El chavismo nos devastó

Orlando Avendaño

Caracas, Venezuela

Hace par de días me enteré del suicidio de la hermana de un amigo. Isabel tenía un trabajo bonito, una casa bonita, un perro bonito, un hijo bonito. Pero no le bastó. Parecía no ser suficiente. «Desde que se fue no era la misma», me dijo mi amigo. El dolor de dejar lo que quiso, lo que tanto quiso y logró, su casa, su madre, su padre, su hermano, sus perros de toda la vida, su cuarto y los olores. Ese dolor no sanó. Nunca lo hizo. Y menos cuando se enteró de que a su madre, que ya llevaba dos años sin verla, le habían diagnosticado cáncer en un país en el que la gente se muere por enfermedades antes erradicadas. No podía ir a visitarla porque su condición de refugiada se lo impedía y la madre no podía visitar a su hija y a su nieto de cuatro años porque recientemente le habían negado la renovación de la visa. Entonces, Isabel no aguantó. Se lanzó de un octavo piso.

El exilio no es fácil. Me lo dicen todos. Y uno conoce muy bien las historias. El abogado que barre, la enfermera que se prostituye, el niño que nunca terminó los estudios y los jóvenes que golpearon al salir de un bar porque eran venezolanos. Pero quizá solo escucharlas no funciona. Si uno está cómodo aquello siempre parecerá lejano. «Pobres, pobres todos, pobres jóvenes lo que les tocó». Sin embargo, cuando este virus de la tragedia empieza a contagiar tu entorno, la cosa es otra. Y cuán desgarrador fue escuchar que Isabel se suicidó.

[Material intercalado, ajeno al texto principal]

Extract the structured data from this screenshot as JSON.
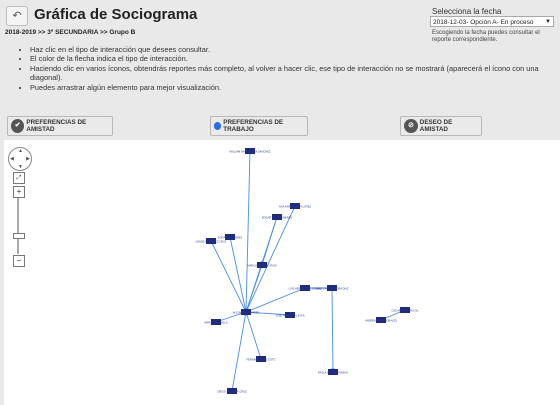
{
  "header": {
    "title": "Gráfica de Sociograma",
    "breadcrumb": "2018-2019 >> 3º SECUNDARIA >> Grupo B",
    "back_icon": "arrow-left-icon"
  },
  "date_picker": {
    "label": "Selecciona la fecha",
    "value": "2018-12-03- Opción A- En proceso",
    "help": "Escogiendo la fecha puedes consultar el reporte correspondiente."
  },
  "instructions": [
    "Haz clic en el tipo de interacción que desees consultar.",
    "El color de la flecha indica el tipo de interacción.",
    "Haciendo clic en varios íconos, obtendrás reportes más completo, al volver a hacer clic, ese tipo de interacción no se mostrará (aparecerá el ícono con una diagonal).",
    "Puedes arrastrar algún elemento para mejor visualización."
  ],
  "buttons": {
    "amistad": "PREFERENCIAS DE AMISTAD",
    "trabajo": "PREFERENCIAS DE TRABAJO",
    "deseo": "DESEO DE AMISTAD"
  },
  "colors": {
    "edge": "#4a8fe0",
    "node": "#1f2a7a",
    "node_label": "#2b3a8c"
  },
  "graph": {
    "nodes": [
      {
        "id": "n1",
        "label": "WILLIAM IVAN GARCIA SANCHEZ"
      },
      {
        "id": "n2",
        "label": "ANA KAREN MEJIA LOPEZ"
      },
      {
        "id": "n3",
        "label": "EDGAR ORTIZ RAMIREZ"
      },
      {
        "id": "n4",
        "label": "SOFIA LUNA PEREZ"
      },
      {
        "id": "n5",
        "label": "DANIELA JIMENEZ CRUZ"
      },
      {
        "id": "n6",
        "label": "MARCO ANTONIO RIOS"
      },
      {
        "id": "n7",
        "label": "LUIS HERNANDEZ GOMEZ"
      },
      {
        "id": "n8",
        "label": "JUAN CARLOS MORA DIAZ"
      },
      {
        "id": "n9",
        "label": "ALEJANDRA TORRES"
      },
      {
        "id": "n10",
        "label": "JOSE ROBERTO LEYVA"
      },
      {
        "id": "n11",
        "label": "MARIA JOSE VILLA"
      },
      {
        "id": "n12",
        "label": "FERNANDA RUIZ SOTO"
      },
      {
        "id": "n13",
        "label": "PAOLA CASTRO RAMOS"
      },
      {
        "id": "n14",
        "label": "DIEGO SALAZAR CRUZ"
      },
      {
        "id": "n15",
        "label": "ANDREA VEGA MORALES"
      },
      {
        "id": "n16",
        "label": "OSCAR NAVARRO GIL"
      }
    ]
  }
}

Pero ella hizo lo que muchos, hoy, están pensando hacer. Por la mínima muestra uno puede intuir que son decenas de miles los que esta noche piensan en los padres que dejaron, en cómo fueron felices pero ya no lo son, en que el futuro no es alentador y que lo mejor es escapar. Esta última semana me he enterado de, al menos, cuatro casos de gente que quiere o quiso huir. Que no aguantan, que no quieren más, que no soportan.

Yo siempre desestimé la depresión. Me burlaba de ella, suponiendo que jamás la viviría y que quienes la han vivido solo han sido unos cobardes, incapaces de controlar su mente, cagones, tontos. No obstante, viene la tragedia y es imposible que alrededor no se multipliquen los que se sienten mal. Genuinamente mal.

Entonces uno entiende que siempre fue un imbécil. Que la depresión es seria, que existe y que algunos, quizá sí, son unos cobardes —y nada es más normal que ser un cobarde—. Pero otros no lo son, nunca lo han sido, pero simplemente no pueden. Aquello de lo que uno se burlaba existe, es real, y es duro, sumamente duro.

La semana pasada estuvo a punto de ocurrir una tragedia en el metro de Chile. Me lo dijo una amiga, que vive en Perú, y que también atraviesa un mal momento: «Iván pensó en suicidarse». No recuerdo mucho a Iván, solo sé que lo vi una vez en una fiesta en El Hatillo. Es un chamo normal, normal como todos. En Chile no le ha ido tan bien y, pese a las expectativas, le tocó hacer de mesonero. Ha sido duro. A la mamá la despidieron en Caracas luego de que una importante multinacional no aguantara la crisis venezolana y dejara el país. No tiene papá porque la delincuencia se lo arrebató hace unos años. Iván ese día fue al metro con el propósito de quitarle a su madre, a sus amigos y a los compañeros del trabajo la angustia por lo que veían. Frente al riel, lo pensó. Y pensarlo lo llevó a lanzarse al piso y llorar, llorar y llorar. Ese día decidió seguir viviendo.

Pero vivir para algunos exiliados no es vivir. Es aguantar, es sobrevivir. Mi amiga, la que atraviesa un mal momento, me trataba de describir la depresión: «Es como cuando uno está en una piscina. Entonces te quitan las escaleras y los muros empiezan a elevarse. Has nadado, nadado, nadado y te empiezas a cansar. Tratas de salir pero los muros se hacen cada vez más y más altos. Tienes dos opciones: o aguantas, flotas, sabiendo que no soportarás por mucho o te hundes». Ella aún flota. Isabel se hundió. Iván da brazadas.

Pero el exilio, esa condición tan difícil y terrible, tiene culpables. Le decía a quien me contaba las dolorosas historias que, entre tantos motivos, uno fuerte para seguir nadando es la certeza de que algún día los culpables posarán frente a un estrado y les dirán que a ellos les toca cadena perpetua. El chavismo nos devastó. Volvió nada a un país y volvió nada a su gente. Pero el chavismo ha dado al mismo tiempo a sus víctimas la mayor razón para vivir y seguir y resistir: la justicia. Y el deseo, claro, de libertad. De volver a abrazar.